No premiums are charged now.
Individuals above the poverty level – about $12,100 a year – would face new copay requirements. They’d pay $5 for basic office visits, $50 for hospital stays or outpatient surgeries and $2 for prescriptions.
They would have to pay $8 for medication if they opted for the brand-name drug when a generic was available.
They would also face an $8 charge if they visited an emergency room when they don’t have an emergency.
Preventive services would not be subject to copays.
Native Americans, people with developmentally disabled waivers and certain other categories of patients would be exempt.
The proposed copays for nonemergency use of the ER and getting brand-name drugs instead of generics would apply to Medicaid recipients regardless of income level.
The state would have the option of curtailing or eliminating dental and vision benefits for adults in Medicaid – if necessary because of budget limits. The state would develop dental and vision options that people could buy.
The state proposes to eliminate a rule that allows people to seek retroactive coverage if they’ve received care before enrolling in Medicaid. Now, people can request coverage for health bills in the three months before they enrolled.
About 10,000 people, or 1 percent of the Medicaid population, requested retroactive coverage in 2016.
Native Americans and people in nursing homes would continue to be eligible for retroactive coverage.
The state argues that retroactive coverage is no longer necessary because of other changes in the health care system. Most hospitals and safety-net clinics are able to conduct presumptive eligibility on site, the state says.
The Center on Law and Poverty says retroactive coverage protects families from medical debt. There may be medical hardships or other conditions that prevent people from applying for Medicaid right away, the center contends.
The state wants to transition people off Medicaid more quickly when they get a new job or pay raise that makes them ineligible for coverage. The transitional program is offered to parents and caretakers who make less than 47 percent of the poverty level but then get a new job or pay raise.
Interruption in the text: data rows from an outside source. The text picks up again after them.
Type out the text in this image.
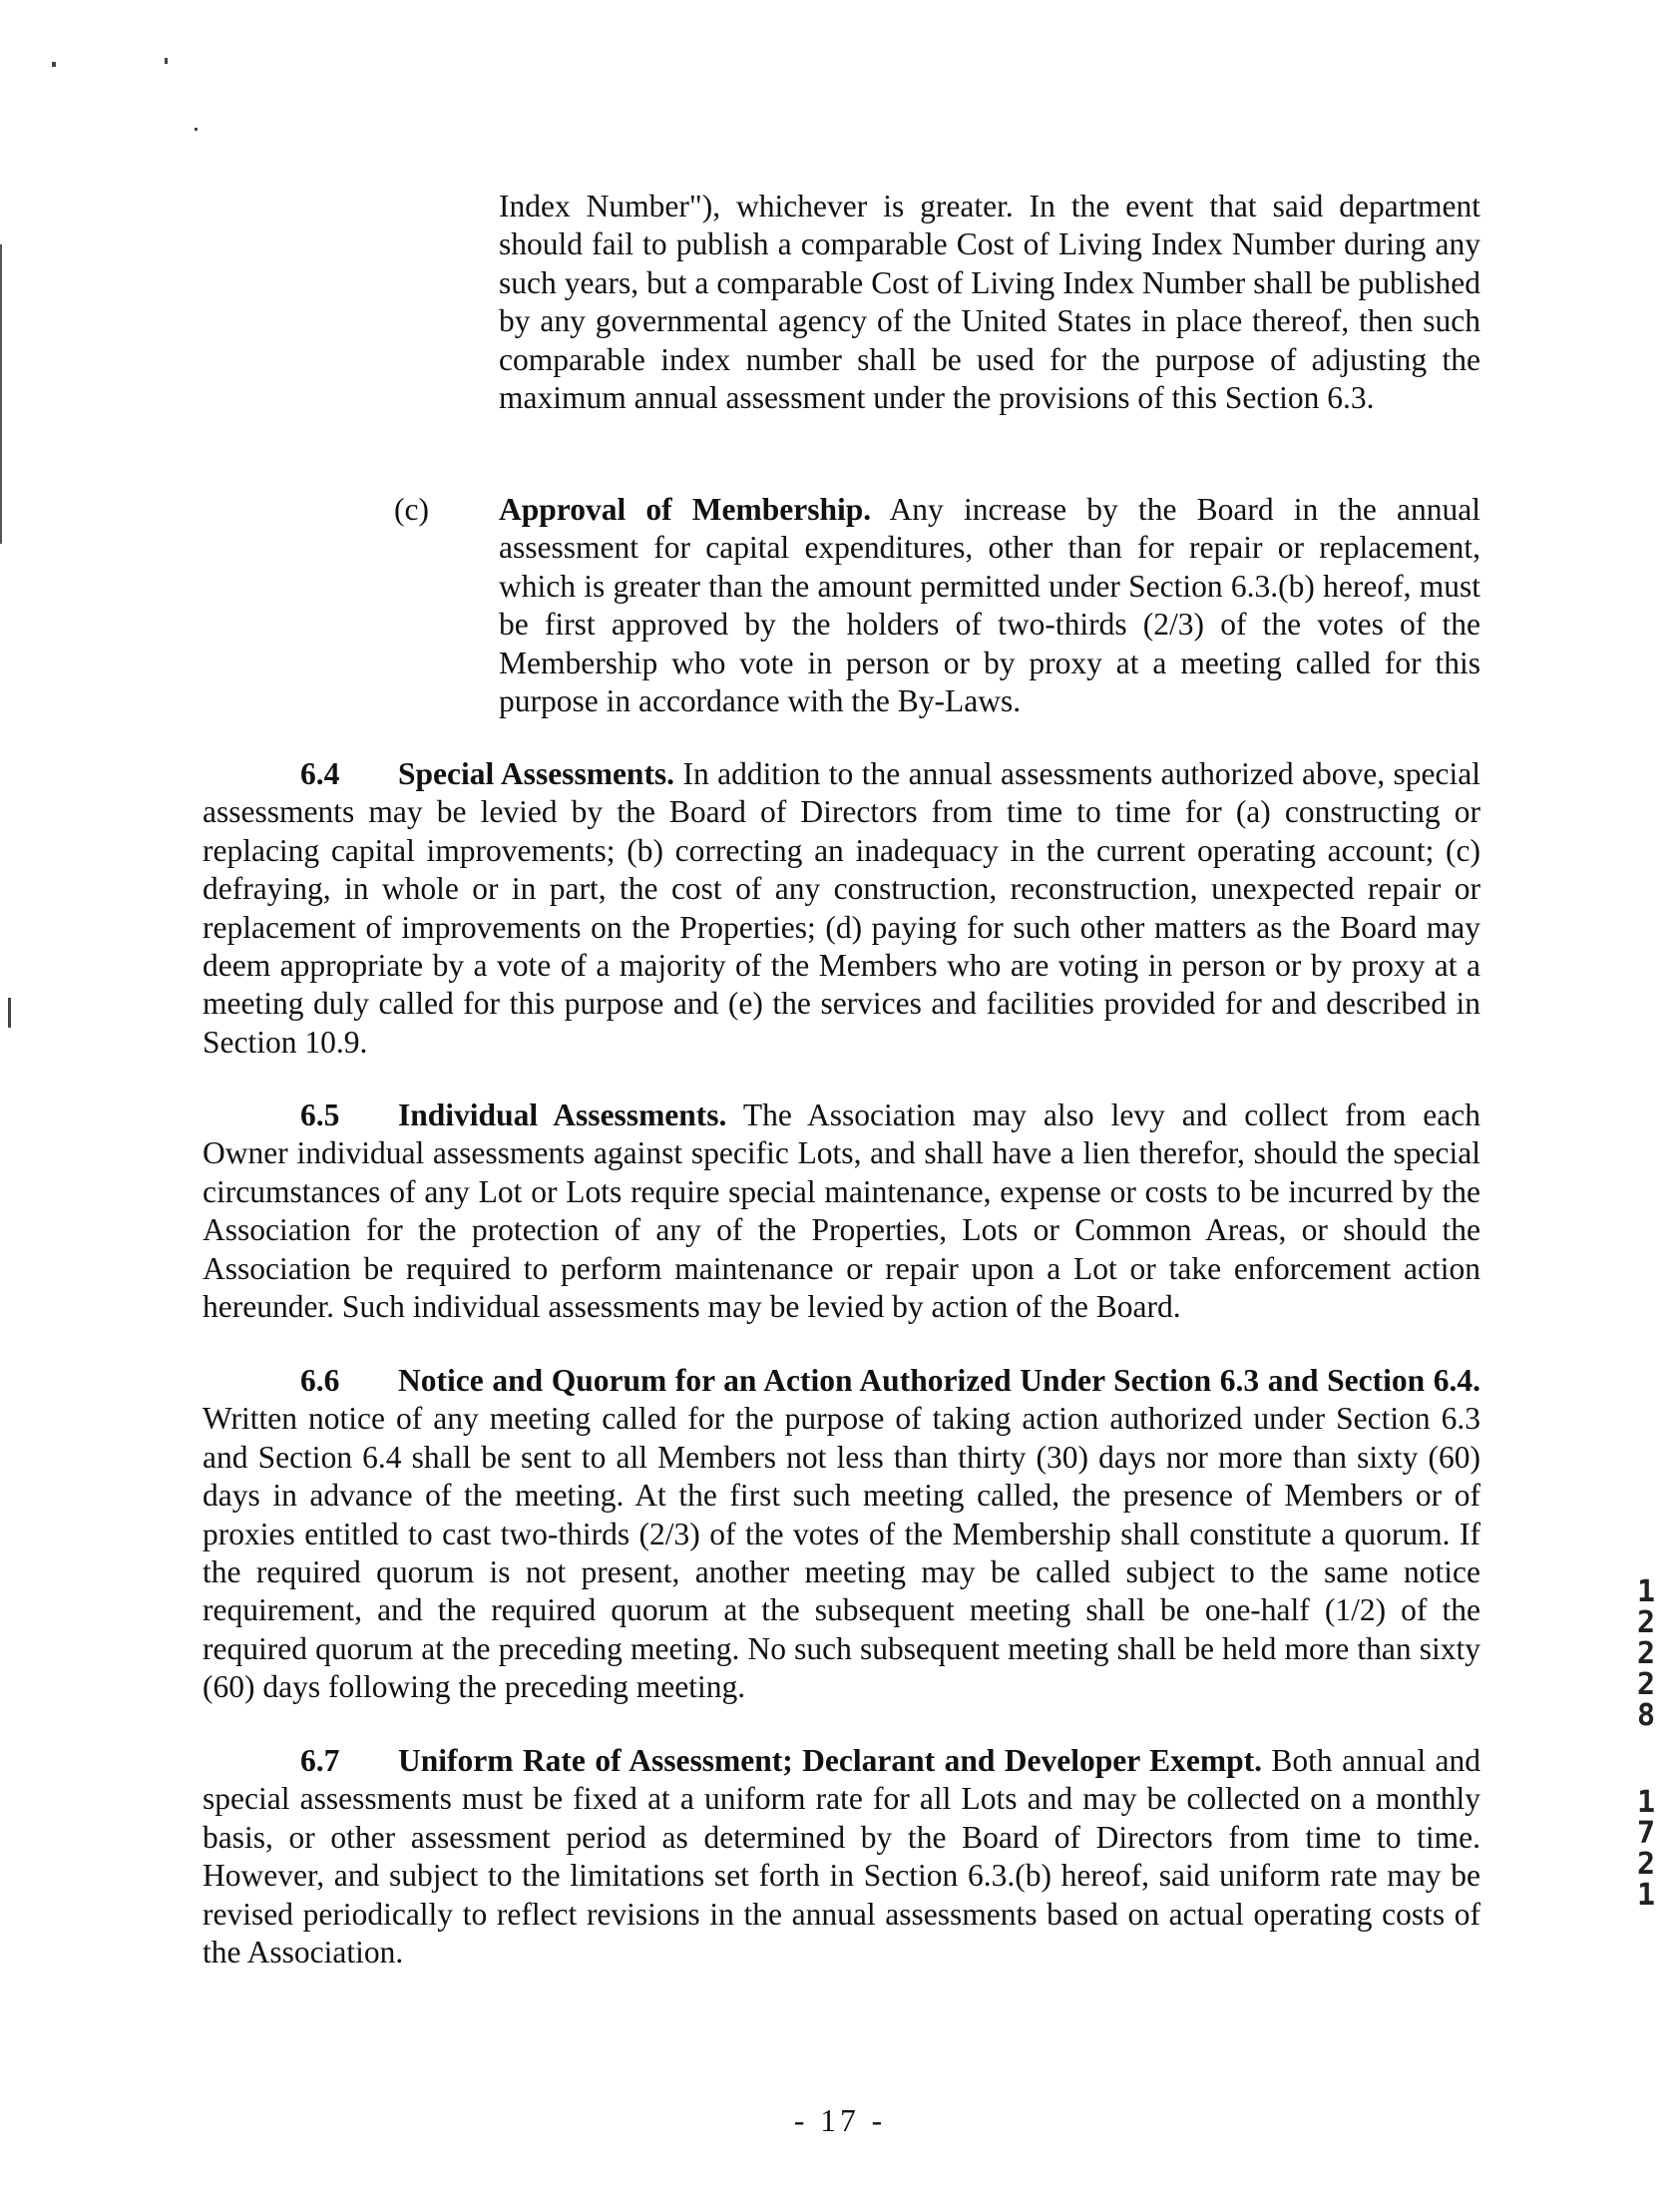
Index Number"), whichever is greater. In the event that said department should fail to publish a comparable Cost of Living Index Number during any such years, but a comparable Cost of Living Index Number shall be published by any governmental agency of the United States in place thereof, then such comparable index number shall be used for the purpose of adjusting the maximum annual assessment under the provisions of this Section 6.3.
(c) Approval of Membership. Any increase by the Board in the annual assessment for capital expenditures, other than for repair or replacement, which is greater than the amount permitted under Section 6.3.(b) hereof, must be first approved by the holders of two-thirds (2/3) of the votes of the Membership who vote in person or by proxy at a meeting called for this purpose in accordance with the By-Laws.
6.4 Special Assessments. In addition to the annual assessments authorized above, special assessments may be levied by the Board of Directors from time to time for (a) constructing or replacing capital improvements; (b) correcting an inadequacy in the current operating account; (c) defraying, in whole or in part, the cost of any construction, reconstruction, unexpected repair or replacement of improvements on the Properties; (d) paying for such other matters as the Board may deem appropriate by a vote of a majority of the Members who are voting in person or by proxy at a meeting duly called for this purpose and (e) the services and facilities provided for and described in Section 10.9.
6.5 Individual Assessments. The Association may also levy and collect from each Owner individual assessments against specific Lots, and shall have a lien therefor, should the special circumstances of any Lot or Lots require special maintenance, expense or costs to be incurred by the Association for the protection of any of the Properties, Lots or Common Areas, or should the Association be required to perform maintenance or repair upon a Lot or take enforcement action hereunder. Such individual assessments may be levied by action of the Board.
6.6 Notice and Quorum for an Action Authorized Under Section 6.3 and Section 6.4. Written notice of any meeting called for the purpose of taking action authorized under Section 6.3 and Section 6.4 shall be sent to all Members not less than thirty (30) days nor more than sixty (60) days in advance of the meeting. At the first such meeting called, the presence of Members or of proxies entitled to cast two-thirds (2/3) of the votes of the Membership shall constitute a quorum. If the required quorum is not present, another meeting may be called subject to the same notice requirement, and the required quorum at the subsequent meeting shall be one-half (1/2) of the required quorum at the preceding meeting. No such subsequent meeting shall be held more than sixty (60) days following the preceding meeting.
6.7 Uniform Rate of Assessment; Declarant and Developer Exempt. Both annual and special assessments must be fixed at a uniform rate for all Lots and may be collected on a monthly basis, or other assessment period as determined by the Board of Directors from time to time. However, and subject to the limitations set forth in Section 6.3.(b) hereof, said uniform rate may be revised periodically to reflect revisions in the annual assessments based on actual operating costs of the Association.
1
2
2
2
8
1
7
2
1
- 17 -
Even without transitional assistance, the state says, the parents and caretakers would still be eligible to receive subsidies under the Affordable Care Act to buy private insurance.
The Center on Law and Poverty contends the transitional aid would ensure continuity of care as families move out of deep poverty.
A pilot program would provide prenatal and postpartum care – along with early childhood services – for women in two to four New Mexico counties. Providers would visit the women in their homes.
The goal would be to reduce preterm births, low-weight infant births and similar health challenges.
National research also shows home visiting increases school readiness, cognitive development, parental engagement and parent-child bonding and produces better maternal and infant health outcomes, according to the Pew Center on the States.
The state proposes to begin coordinating care before an inmate is released from custody so that treatment, therapy and other health care can continue or start right away.
The state is seeking to allow providers to charge a $5 fee if a Medicaid patient misses three scheduled appointments without prior notification.
Supporters say far too many Medicaid patients skip appointments, hurting patients who need those appointments and providers who are unable to see patients – and don’t get paid – during that time.
The state proposes to shift parents and caretakers who make at least 47 percent of the poverty level to a less expansive benefit package, similar to the standard Medicaid coverage they get now but with some limits on occupational therapy and no coverage for hearing aids.
Adults above the poverty level who don’t have children already are on the “alternative benefit plan.”
The state proposes to add vision coverage to the alternative benefit package.